Illustration: Eniola Odetunde/Axios
The inequalities in American health care extend right into the hospital: Cash-strapped safety-net hospitals treat more people of color, while wealthier facilities treat more white patients.
Why it matters: Safety-net hospitals lack the money, equipment and other resources of their more affluent counterparts, which makes providing critical care more difficult and exacerbates disparities in health outcomes.
The big picture: A majority of patients who go to safety-net hospitals are black or Hispanic; 40% are either on Medicaid or uninsured.
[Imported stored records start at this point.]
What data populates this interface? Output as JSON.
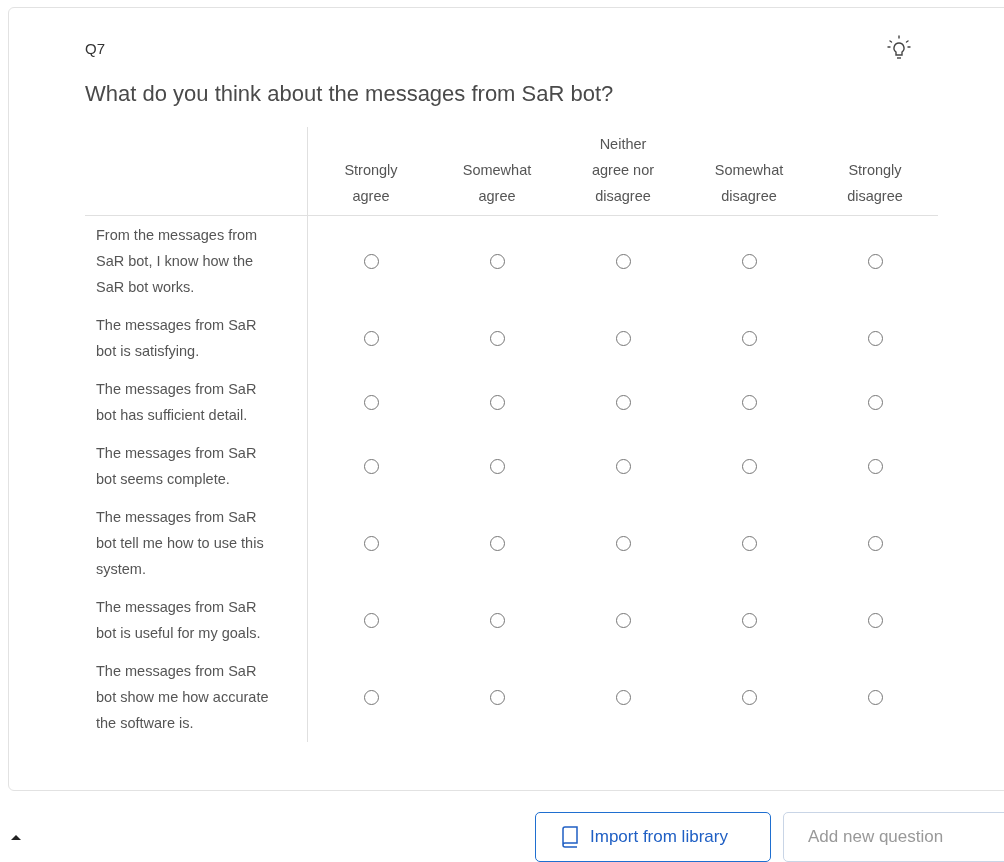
{
  "question": {
    "number": "Q7",
    "text": "What do you think about the messages from SaR bot?"
  },
  "columns": [
    "Strongly agree",
    "Somewhat agree",
    "Neither agree nor disagree",
    "Somewhat disagree",
    "Strongly disagree"
  ],
  "rows": [
    {
      "statement": "From the messages from SaR bot, I know how the SaR bot works.",
      "choices": [
        {
          "selected": false
        },
        {
          "selected": false
        },
        {
          "selected": false
        },
        {
          "selected": false
        },
        {
          "selected": false
        }
      ]
    },
    {
      "statement": "The messages from SaR bot is satisfying.",
      "choices": [
        {
          "selected": false
        },
        {
          "selected": false
        },
        {
          "selected": false
        },
        {
          "selected": false
        },
        {
          "selected": false
        }
      ]
    },
    {
      "statement": "The messages from SaR bot has sufficient detail.",
      "choices": [
        {
          "selected": false
        },
        {
          "selected": false
        },
        {
          "selected": false
        },
        {
          "selected": false
        },
        {
          "selected": false
        }
      ]
    },
    {
      "statement": "The messages from SaR bot seems complete.",
      "choices": [
        {
          "selected": false
        },
        {
          "selected": false
        },
        {
          "selected": false
        },
        {
          "selected": false
        },
        {
          "selected": false
        }
      ]
    },
    {
      "statement": "The messages from SaR bot tell me how to use this system.",
      "choices": [
        {
          "selected": false
        },
        {
          "selected": false
        },
        {
          "selected": false
        },
        {
          "selected": false
        },
        {
          "selected": false
        }
      ]
    },
    {
      "statement": "The messages from SaR bot is useful for my goals.",
      "choices": [
        {
          "selected": false
        },
        {
          "selected": false
        },
        {
          "selected": false
        },
        {
          "selected": false
        },
        {
          "selected": false
        }
      ]
    },
    {
      "statement": "The messages from SaR bot show me how accurate the software is.",
      "choices": [
        {
          "selected": false
        },
        {
          "selected": false
        },
        {
          "selected": false
        },
        {
          "selected": false
        },
        {
          "selected": false
        }
      ]
    }
  ],
  "buttons": [
    {
      "label": "Import from library",
      "kind": "primary"
    },
    {
      "label": "Add new question",
      "kind": "secondary"
    }
  ]
}
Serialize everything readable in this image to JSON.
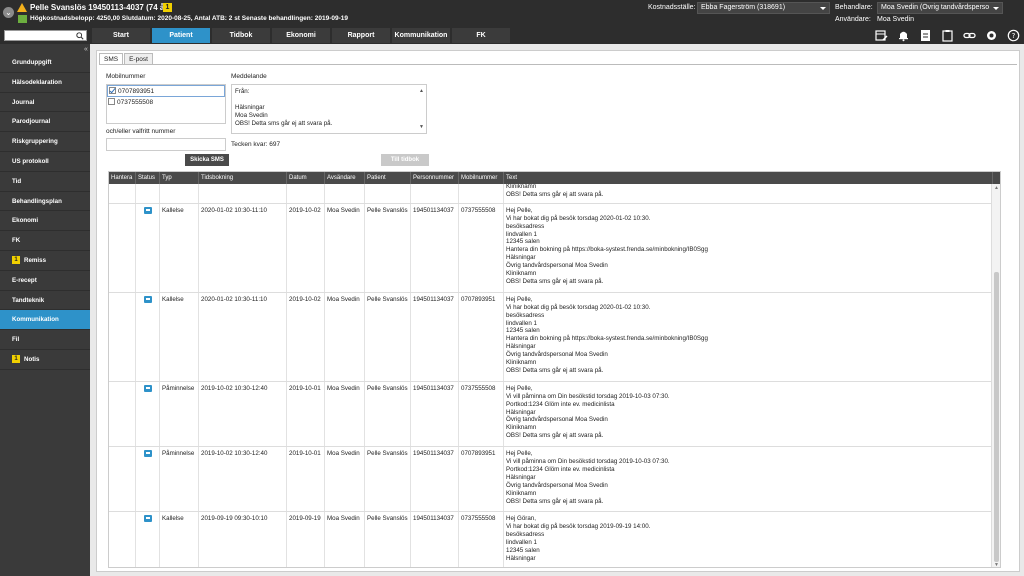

The other side: Wealthy hospitals, including many prominent academic medical centers, are "far less likely to serve or treat black and low-income patients even though those patients may live in their backyards," said Arrianna Planey, an incoming health policy professor at the University of North Carolina.
- An investigation by the Boston Globe in 2017 found black people in Boston "are less likely to get care at several of the city’s elite hospitals than if you are white."
- The Cleveland Clinic has expanded into a global icon for health care, but rarely cares for those in the black neighborhoods that surround its campus, Dan Diamond of Politico reported in 2017.
Between the lines: The way the federal government is bailing out hospitals for the revenues they've lost during coronavirus is exacerbating this inequality. More money is flowing to richer hospitals.
- For example, the main hospital within University of Colorado Health has gotten $79.3 million from the government's main "provider relief" fund — about the same amount as Cook County Health, Chicago's public hospital system, which predominantly treats low-income black and Hispanic people. It has gotten $77.6 million from that pot.
- The Colorado system, however, is sitting on billions of dollars in cash and investments that Chicago's safety-net hospitals don't have. Chicago has also seen a worse coronavirus outbreak.
The bottom line: Poor hospitals that treat minorities have had to rely on GoFundMe pages and beg for ventilators during the pandemic, while richer systems move ahead with new hospital construction plans.